Kamara listened, and Menking watched the child grow healthier as months passed.

But just after Dawda’s health improved, Wata’s mother came to Menking worried. Her daughter had severe diarrhea.

Menking prescribed a simple re-hydration treatment: boiled water with salt and sugar.

“I taught her how to mix it; I said, ‘You do this; it costs pennies for the sugar; you’ll be all right,’” he recalled.

He left for a regional center to restock supplies, and when he returned a week later, the fat-cheeked girl was dead.

Kamara told him Wata’s mother preferred to buy tobacco instead of sugar for the treatment.

“I was like, ‘You’ve got to be kidding; this child was not that sick. I told you what to do,’” Menking paused.

“I just think about how forgotten she is.”

But she isn’t forgotten: 20 years after her death, he thinks of her often. He keeps a picture of her on his computer, with plans to print it and hang it on the wall.

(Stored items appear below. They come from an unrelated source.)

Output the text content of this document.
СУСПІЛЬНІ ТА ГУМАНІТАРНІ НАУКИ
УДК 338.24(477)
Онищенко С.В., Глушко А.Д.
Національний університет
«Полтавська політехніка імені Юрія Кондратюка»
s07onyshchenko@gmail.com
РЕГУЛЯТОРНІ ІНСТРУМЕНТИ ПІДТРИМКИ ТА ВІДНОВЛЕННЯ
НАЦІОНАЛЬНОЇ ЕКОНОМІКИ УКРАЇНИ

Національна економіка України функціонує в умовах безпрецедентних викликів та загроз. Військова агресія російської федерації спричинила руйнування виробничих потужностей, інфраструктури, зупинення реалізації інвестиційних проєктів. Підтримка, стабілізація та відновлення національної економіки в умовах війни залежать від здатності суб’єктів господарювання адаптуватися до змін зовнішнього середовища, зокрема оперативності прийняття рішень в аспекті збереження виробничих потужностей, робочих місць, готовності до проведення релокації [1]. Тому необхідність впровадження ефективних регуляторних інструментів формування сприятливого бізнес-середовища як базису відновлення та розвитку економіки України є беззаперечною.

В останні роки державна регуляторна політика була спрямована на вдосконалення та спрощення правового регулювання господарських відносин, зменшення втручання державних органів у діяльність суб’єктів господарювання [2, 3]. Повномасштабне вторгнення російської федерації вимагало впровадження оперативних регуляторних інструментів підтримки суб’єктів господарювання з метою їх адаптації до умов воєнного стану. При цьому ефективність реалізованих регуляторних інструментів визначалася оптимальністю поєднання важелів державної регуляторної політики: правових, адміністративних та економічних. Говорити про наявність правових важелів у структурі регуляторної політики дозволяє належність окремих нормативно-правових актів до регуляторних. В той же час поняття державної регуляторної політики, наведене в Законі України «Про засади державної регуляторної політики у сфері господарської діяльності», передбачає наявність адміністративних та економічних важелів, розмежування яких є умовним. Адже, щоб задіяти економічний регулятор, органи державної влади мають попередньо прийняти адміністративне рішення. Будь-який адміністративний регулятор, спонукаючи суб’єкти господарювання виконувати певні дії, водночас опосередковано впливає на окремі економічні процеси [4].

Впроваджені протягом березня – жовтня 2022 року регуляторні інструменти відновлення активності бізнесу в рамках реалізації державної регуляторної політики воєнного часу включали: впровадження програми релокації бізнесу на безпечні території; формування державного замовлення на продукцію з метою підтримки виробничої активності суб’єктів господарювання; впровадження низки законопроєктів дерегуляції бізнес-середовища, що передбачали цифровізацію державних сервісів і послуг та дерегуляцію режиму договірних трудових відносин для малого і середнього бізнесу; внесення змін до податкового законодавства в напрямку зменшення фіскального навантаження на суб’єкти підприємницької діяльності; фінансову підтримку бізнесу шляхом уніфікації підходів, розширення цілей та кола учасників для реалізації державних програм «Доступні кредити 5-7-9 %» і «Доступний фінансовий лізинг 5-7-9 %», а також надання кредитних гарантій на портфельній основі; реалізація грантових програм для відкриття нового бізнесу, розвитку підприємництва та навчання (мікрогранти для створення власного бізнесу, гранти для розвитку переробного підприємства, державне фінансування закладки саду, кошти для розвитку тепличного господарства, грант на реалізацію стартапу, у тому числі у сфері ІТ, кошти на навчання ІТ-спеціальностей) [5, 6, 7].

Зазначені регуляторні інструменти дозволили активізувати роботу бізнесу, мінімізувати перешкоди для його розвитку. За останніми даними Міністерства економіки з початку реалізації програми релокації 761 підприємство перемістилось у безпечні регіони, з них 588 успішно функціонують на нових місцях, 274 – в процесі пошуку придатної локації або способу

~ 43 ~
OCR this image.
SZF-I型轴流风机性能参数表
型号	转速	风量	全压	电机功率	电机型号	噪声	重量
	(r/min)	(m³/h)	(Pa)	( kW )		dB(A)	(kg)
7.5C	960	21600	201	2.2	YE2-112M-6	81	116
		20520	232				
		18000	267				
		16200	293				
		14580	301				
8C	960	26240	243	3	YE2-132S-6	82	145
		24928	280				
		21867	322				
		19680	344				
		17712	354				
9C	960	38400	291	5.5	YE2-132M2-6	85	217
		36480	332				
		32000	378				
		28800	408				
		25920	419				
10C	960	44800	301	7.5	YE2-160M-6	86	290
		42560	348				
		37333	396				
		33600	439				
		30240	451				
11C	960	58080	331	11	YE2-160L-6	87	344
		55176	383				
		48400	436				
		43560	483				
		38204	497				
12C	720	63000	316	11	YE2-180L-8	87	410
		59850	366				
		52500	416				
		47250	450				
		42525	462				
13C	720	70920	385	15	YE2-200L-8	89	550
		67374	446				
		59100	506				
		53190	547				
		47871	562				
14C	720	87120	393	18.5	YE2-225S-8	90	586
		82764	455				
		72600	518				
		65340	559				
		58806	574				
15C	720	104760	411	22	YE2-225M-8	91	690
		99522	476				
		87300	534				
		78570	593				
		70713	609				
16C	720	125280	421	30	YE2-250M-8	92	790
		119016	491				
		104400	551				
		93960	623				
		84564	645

To him, the story of Dawda and Wata’ represents the ability of education to save lives, and the consequences of an education ignored.

After the Peace Corps, Menking decided to pursue a career in international education. He travelled between cultures and continents, eager to teach and to learn.

He knew economic and agricultural development projects could fail and that their benefits could fade over time.

The development of people and communities through education, however, have the potential to make a lasting change on the communities, and on him.